My apologises, I did a reboot (I honestly thought I had) and it looks to be working perfect once again. Thanks for the awesome and quick responses!
Cheers,
Al

Glad to hear this. I’ve made some changes which might stop this happening in the future, but I’m not certain yet.

Sam

Thanks went in with no problems so far.

The update wiped out the persistent log of existing installations! How was this ever considered appropriate?!

I can understand not enabling it on existing installations, but you NEVER delete user data without a specific warning and a possibility for users to opt out, it’s just not done!

Is this going to happen at every upgrade? If the users that lost their logs set up persistent journaling again you should definitely stop messing up with that now.

A persistent system journal is not user data. Fortunately, if it is important to you, you do not need to install this update, or can take a backup before updating. We don’t install updates automatically and never will without your consent. We also make changes documented via the release notes and this was included.
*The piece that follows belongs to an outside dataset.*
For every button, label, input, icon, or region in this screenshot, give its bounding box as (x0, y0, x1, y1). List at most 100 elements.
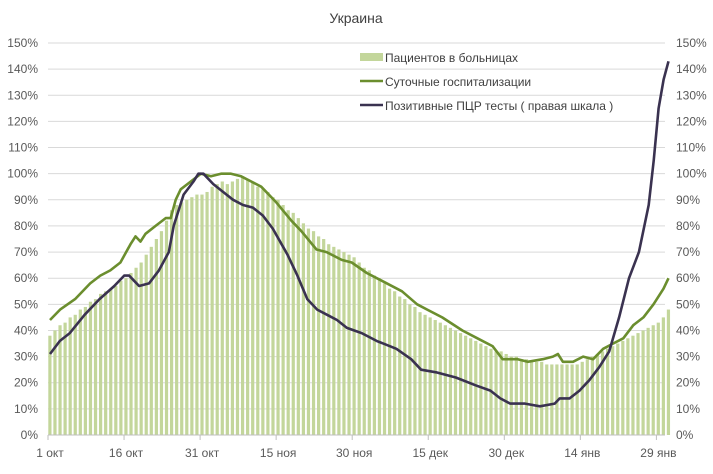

No. New installations will not have a persistent journal enabled. If you choose to enable one, it will stay enabled.

From your post history, you likely came from a system where it was disabled by default anyway. This was always the intention and it was only due to a systemd change that it accidentally became enabled. A persistent journal on eMMC and flash memory with limited write cycles does not make sense – particularly when nearly next to no users will want it and it is usually only appropriate for debugging long running problems.

The release notes say “Disabled persistent journalling to reduce wear on system storage,” I definitely can’t see anything there mentioning that an existing persistent journal that I had specifically set up on the system because I needed it was going to be deleted, so I only found out when I had to check it and… oh, why isn’t it there anymore?

No. New installations will not have a persistent journal enabled. If you choose to enable one, it will stay enabled.

Thank goodness.

What’s your actual use case for a persistent journal?

I run other services on the Rasberry Pi which log by default to systemd journal. Remote and VPN logins, among other things, which I wasn’t replicating to dedicated files to save write cycles.